Early in my career, I went to a presentation by a well-known anthropologist whose work I liked a lot. It was a good presentation, but the last quarter of it or so was devoted to a very loose, speculative argument that current structures of globalization had already effectively made nations obsolete in a great many ways. This wasn’t the conservative version of this argument, about the supranational authority of a “new world order”, but instead an argument that the movement of goods, people, media, money and so on across borders had already undercut the underlying pretenses of Westphalian sovereignty, just like the existence of borderlands, refugees, cosmopolitan enclaves, shadow states, NGOs, MNCs, and other non-national constructs with considerable social power in the contemporary world. The presenter argued that it would take some time before that reality became explicit and visible at the conceptual level, however. In a way, his presentation reminded me of the picture Neal Stephenson draws in Snow Crash, in which the vestigal apparatus of the nation-state has been reduced to something to nothing more than a flag of convenience, a commodified service used when needed.

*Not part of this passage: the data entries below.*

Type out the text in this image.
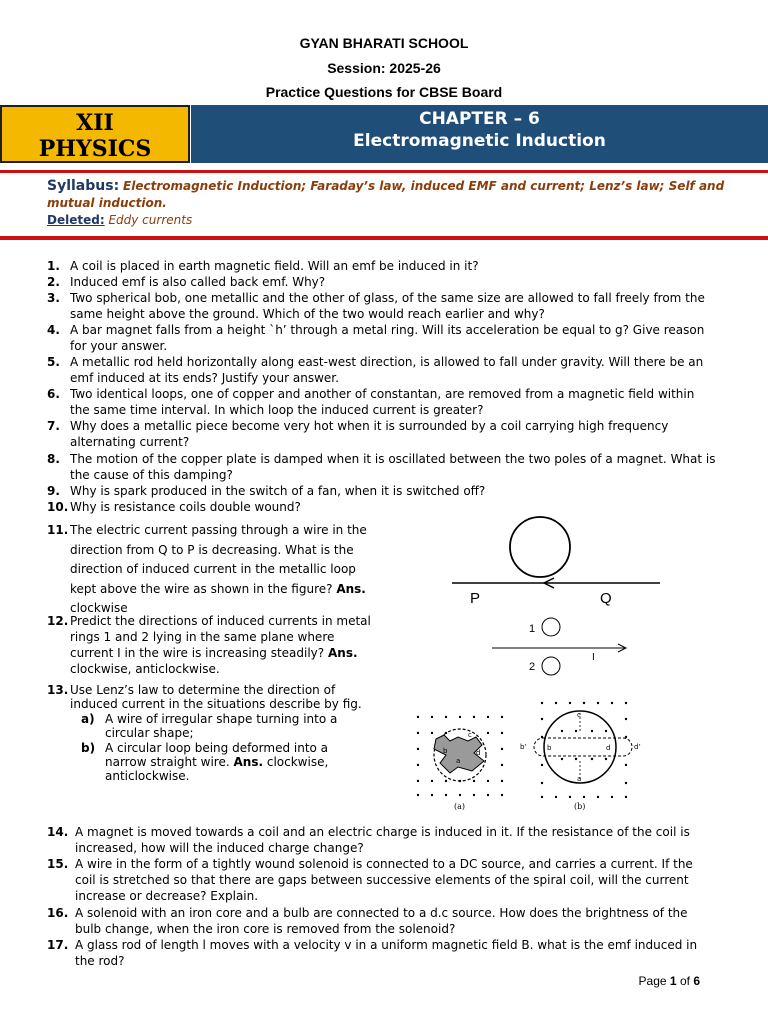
GYAN BHARATI SCHOOL
Session: 2025-26
Practice Questions for CBSE Board
XII
PHYSICS
CHAPTER – 6
Electromagnetic Induction
Syllabus: Electromagnetic Induction; Faraday’s law, induced EMF and current; Lenz’s law; Self and mutual induction.
Deleted: Eddy currents
1. A coil is placed in earth magnetic field. Will an emf be induced in it?
2. Induced emf is also called back emf. Why?
3. Two spherical bob, one metallic and the other of glass, of the same size are allowed to fall freely from the same height above the ground. Which of the two would reach earlier and why?
4. A bar magnet falls from a height `h’ through a metal ring. Will its acceleration be equal to g? Give reason for your answer.
5. A metallic rod held horizontally along east-west direction, is allowed to fall under gravity. Will there be an emf induced at its ends? Justify your answer.
6. Two identical loops, one of copper and another of constantan, are removed from a magnetic field within the same time interval. In which loop the induced current is greater?
7. Why does a metallic piece become very hot when it is surrounded by a coil carrying high frequency alternating current?
8. The motion of the copper plate is damped when it is oscillated between the two poles of a magnet. What is the cause of this damping?
9. Why is spark produced in the switch of a fan, when it is switched off?
10. Why is resistance coils double wound?
11. The electric current passing through a wire in the direction from Q to P is decreasing. What is the direction of induced current in the metallic loop kept above the wire as shown in the figure? Ans. clockwise
12. Predict the directions of induced currents in metal rings 1 and 2 lying in the same plane where current I in the wire is increasing steadily? Ans. clockwise, anticlockwise.
13. Use Lenz’s law to determine the direction of induced current in the situations describe by fig.
a) A wire of irregular shape turning into a circular shape;
b) A circular loop being deformed into a narrow straight wire. Ans. clockwise, anticlockwise.
P	Q
1
I
2
c
b	d
a
(a)
c
b	d
a
b’	d’
(b)
14. A magnet is moved towards a coil and an electric charge is induced in it. If the resistance of the coil is increased, how will the induced charge change?
15. A wire in the form of a tightly wound solenoid is connected to a DC source, and carries a current. If the coil is stretched so that there are gaps between successive elements of the spiral coil, will the current increase or decrease? Explain.
16. A solenoid with an iron core and a bulb are connected to a d.c source. How does the brightness of the bulb change, when the iron core is removed from the solenoid?
17. A glass rod of length l moves with a velocity v in a uniform magnetic field B. what is the emf induced in the rod?
Page 1 of 6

My response at the time was that this was a bit like concluding that because the social and intellectual authority of Christianity over temporal life had been seriously eroded by the end of the 19th Century, religion itself would soon follow. “God is dead”, ran the argument, “so religion will soon die”. “Sovereignty is dead”, so too the nation? The first supposition was wrong, and I expect that the second is as well.
On the other hand, it has never been more clear than right now that many social mobilizations carried out in the name of the nation do not cut deeply into the identities or consciousness of those social actors. Official elites in many postcolonial African nations speak on behalf of the nation, but very little of what they concretely do when they invoke the nation has anything to do with the classic conception of sovereign national interest. Many social and political movements across the world which now compete with national governments for authority or influence scarcely even bother to invoke national interest any longer. They do not try to formulate themselves as a loyally national alternative to the party or group presently in power. And just as the presentation I heard some years ago suggested, more and more people live in places or communities where the nation holds little sway, or where it is openly understood to be a paper tiger, a farce.
I’m thinking about this terrain partly because I’m still struggling with the concluding chapter of a manuscript in which I want to talk about sovereignty and nation-making in post-1960 Africanist scholarship as well as on the ground in Zimbabwe.
However, I’m also thinking about it the past few weeks in the context of reportage about the presidential race in the United States. One of the narratives that has really come together in the past month from reporters is about undercurrents of racism, xenophobia, and exclusivist ideas about “real America” swirling around inside the McCain campaign.
Keeping in mind that it is very hard to know just how typical or widespread these kinds of views actually are, it’s still interesting to think about the way many of these views basically kick over the traces of anything remotely resembling conventional loyalty to the nation as an abstract institution. In this view, the American nation is only “real America” if it is governed by people who closely correspond to the religious, ethnic, political, social and moral character of one group of Americans. The institutions of the United States hold no residual legitimacy in this view, so if the wrong kind of person with the wrong kinds of views or identity is elected to national office, there isn’t any need to acknowledge that person’s authority as an expression of national will or imbued with national power, as acting on behalf of a nationally-defined “people”.
What we end up with is social actors whose primary point of commitment is to local community, to civic organization, to religious congregation, to a highly particular belief system, who paper over that commitment with a thin veneer of rhetoric about Americanness but with no particular loyalty to national institutions if they are not narrowly aligned to some sectarian project. For example, the kind of fringe sentiment on the religious right that Obama is the anti-Christ, which may speak about loyalty to the United States of America in passing, but which is really about a commitment to some post-national or non-national form of social identity.
It may be that contemporary nations do not need strongly felt loyalties that cut deep into the selfhood of national citizens in order to mobilize power on behalf of the nation. Maybe in fact they never needed that kind of subjectivity on a constant or regular basis, just as religion as an institution turns out to have had far less need for constant temporal enforcement of theological doctrine than secular European thinkers at the end of the 19th Century sometimes assumed.